Luk Van Baelen, Els Plettinckx, Jérôme Antoine, Karin De Ridder, Brecht Devleesschauwer & Lies Gremeaux
Archives of Public Health, Volume 79, Article number: 112 (2021)
The objective of the study was to describe the frequencies of health-care utilization by people with substance use disorder (SUD), including contacts with general practitioners (GP), psychiatrists, emergency departments (ED) and hospital admissions and to compare this frequency to the general population.
Data from the national register of people who were in treatment for SUD between 2011 and 2014 was linked to health care data from the Belgian health insurance (N = 30,905). Four comparators were matched on age, sex and place of residence to each subject in treatment for SUD (N = 123,620). Cases were further divided in five mutually exclusive categories based on the main SUD (opiates, crack/cocaine, stimulants, cannabis and alcohol). We calculated the average number of contacts with GP, psychiatrists and ED, and hospital admissions per person over a ten year period (2008–2017), computed descriptive statistics for each of the SUD and used negative binomial regression models to compare cases and comparators.
Over the ten-year period, people in treatment for SUD overall had on average 60 GP contacts, 3.9 psychiatrist contacts, 7.8 visits to the ED, and 16 hospital admissions. Rate ratios, comparing cases and corresponding comparators, showed that people in treatment for SUD had on average 1.9 more contacts with a GP (95 % CI 1.9-2.0), 7.4 more contacts with a psychiatrist (95 % CI 7.0-7.7), 4.2 more ED visits (95 % CI 4.2–4.3), and 6.4 more hospital admissions (95 % CI 6.3–6.5).
The use of health services for people with SUD is between almost two (GP) and seven times (psychiatrist) higher than for comparators.
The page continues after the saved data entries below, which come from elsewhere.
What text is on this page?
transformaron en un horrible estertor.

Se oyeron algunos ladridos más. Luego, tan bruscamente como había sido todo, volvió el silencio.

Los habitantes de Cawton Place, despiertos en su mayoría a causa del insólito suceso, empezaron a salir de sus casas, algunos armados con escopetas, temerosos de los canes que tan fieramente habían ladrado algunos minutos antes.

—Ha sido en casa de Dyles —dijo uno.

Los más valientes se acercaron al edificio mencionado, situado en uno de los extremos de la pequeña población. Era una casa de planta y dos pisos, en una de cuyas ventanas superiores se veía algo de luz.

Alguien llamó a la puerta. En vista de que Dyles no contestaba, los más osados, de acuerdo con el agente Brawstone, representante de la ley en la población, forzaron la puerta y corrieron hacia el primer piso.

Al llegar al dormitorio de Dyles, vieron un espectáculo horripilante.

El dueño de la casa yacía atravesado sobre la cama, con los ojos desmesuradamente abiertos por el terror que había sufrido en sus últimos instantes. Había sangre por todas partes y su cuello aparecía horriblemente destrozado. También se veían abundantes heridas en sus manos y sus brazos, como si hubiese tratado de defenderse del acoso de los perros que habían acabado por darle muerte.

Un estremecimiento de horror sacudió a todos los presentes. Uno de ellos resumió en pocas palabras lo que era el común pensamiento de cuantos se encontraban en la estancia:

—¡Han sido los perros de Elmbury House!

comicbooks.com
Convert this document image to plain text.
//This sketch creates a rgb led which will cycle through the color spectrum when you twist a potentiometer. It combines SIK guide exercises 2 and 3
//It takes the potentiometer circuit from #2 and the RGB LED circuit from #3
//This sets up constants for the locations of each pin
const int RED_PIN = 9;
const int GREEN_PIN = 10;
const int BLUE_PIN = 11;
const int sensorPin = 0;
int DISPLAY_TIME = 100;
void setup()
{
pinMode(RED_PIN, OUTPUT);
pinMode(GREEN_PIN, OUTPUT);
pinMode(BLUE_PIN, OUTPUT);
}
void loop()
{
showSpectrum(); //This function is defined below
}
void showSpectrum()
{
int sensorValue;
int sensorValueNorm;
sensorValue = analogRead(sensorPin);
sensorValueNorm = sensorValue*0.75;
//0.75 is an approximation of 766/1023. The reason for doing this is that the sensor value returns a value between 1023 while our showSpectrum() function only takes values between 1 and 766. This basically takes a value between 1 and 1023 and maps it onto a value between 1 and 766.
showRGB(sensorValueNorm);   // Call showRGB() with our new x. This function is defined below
People in treatment for alcohol use disorders use health care services more frequently than people in treatment for other SUD. The use of health services remained stable in the five years before and after the moment people with SUD entered into treatment for SUD. The higher use of primary health care services by people with SUD might indicate that they have higher health care needs than comparators.